If your audio files are in cloud storage you can process them using GCP Dataflow, which allows for massive parallel execution. This requires additional setup, including:

Activate Dataflow API
Create GCP service account
Create GCP Cloud Storage bucket
Setup GCP permissions for launching and executing jobs

Finally, you need a specialized docker container that bundles apache_beam, klay_beam, and any additional dependencies. See Makefile for examples.

Setup GCP

To get started, setup a GCP project by following this steps below, which were adapted from the Dataflow Quickstart Guide.
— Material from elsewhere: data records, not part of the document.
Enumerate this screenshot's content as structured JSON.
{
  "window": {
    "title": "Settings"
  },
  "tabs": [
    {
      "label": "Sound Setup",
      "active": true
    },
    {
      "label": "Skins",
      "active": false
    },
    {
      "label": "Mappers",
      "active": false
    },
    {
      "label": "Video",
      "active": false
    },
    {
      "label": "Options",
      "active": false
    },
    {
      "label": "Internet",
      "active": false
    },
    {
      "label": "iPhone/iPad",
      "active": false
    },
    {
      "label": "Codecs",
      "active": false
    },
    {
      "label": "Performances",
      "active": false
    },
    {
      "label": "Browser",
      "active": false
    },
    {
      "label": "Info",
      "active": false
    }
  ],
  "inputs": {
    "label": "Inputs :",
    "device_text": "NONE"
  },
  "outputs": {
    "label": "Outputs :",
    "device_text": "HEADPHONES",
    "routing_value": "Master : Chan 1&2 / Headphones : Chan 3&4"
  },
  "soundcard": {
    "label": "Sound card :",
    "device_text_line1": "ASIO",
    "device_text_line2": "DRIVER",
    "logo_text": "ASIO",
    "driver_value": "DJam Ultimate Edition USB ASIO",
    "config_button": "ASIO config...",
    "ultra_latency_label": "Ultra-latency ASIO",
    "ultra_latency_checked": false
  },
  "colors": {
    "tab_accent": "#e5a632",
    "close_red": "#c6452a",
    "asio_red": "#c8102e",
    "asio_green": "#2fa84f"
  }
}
# Manually set the following variables
GCP_PROJECT_ID=your-gcp-project  # ID of the GCP project that will run jobs
USER_EMAIL=you@example.com       # The email associated with your GCP account
DATAFLOW_BUCKET_NAME=your-bucket # Temp data storage bucket for beam workers
GCP_SA_NAME=beam-worker          # GCP service account name used by beam workers

# Compute the full email of the service account used by beam workers
GCP_SA_EMAIL=${GCP_SA_NAME}@${GCP_PROJECT_ID}.iam.gserviceaccount.com
# Compute a valid temporary storage path for job workers to use at runtime. The
# example below is just a proposal. You can use any cloud storage path, as long
# the Beam workers are able to write temporary files to this path during job
# execution.
TEMP_GS_URL=gs://${DATAFLOW_BUCKET_NAME}/tmp/

# Create and activate a GCP project. You can skip `gcloud projects create` if
# you have an existing gcp project that you want to use.
gcloud init
gcloud projects create ${GCP_PROJECT_ID}
gcloud config set project ${GCP_PROJECT_ID}
# Make sure that billing is enabled for your project. If billing is not not
# enabled, use the GCP console to enable it.
gcloud beta billing projects describe ${GCP_PROJECT_ID}
gcloud services enable dataflow compute_component logging storage_component storage_api bigquery pubsub datastore.googleapis.com cloudresourcemanager.googleapis.com
gcloud auth application-default login

# Dataflow jobs need to write temporary data to cloud storage during job
# execution. Create a bucket using the gsutil mb (make bucket) command. See
# `gsutil help mb` for details.
gsutil mb --autoclass -l US -b on gs://${DATAFLOW_BUCKET_NAME}

# Create a service account which will be used by the worker nodes
gcloud iam service-accounts create $GCP_SA_NAME --description="Service account used by Apache Beam workers" --display-name="Beam Worker"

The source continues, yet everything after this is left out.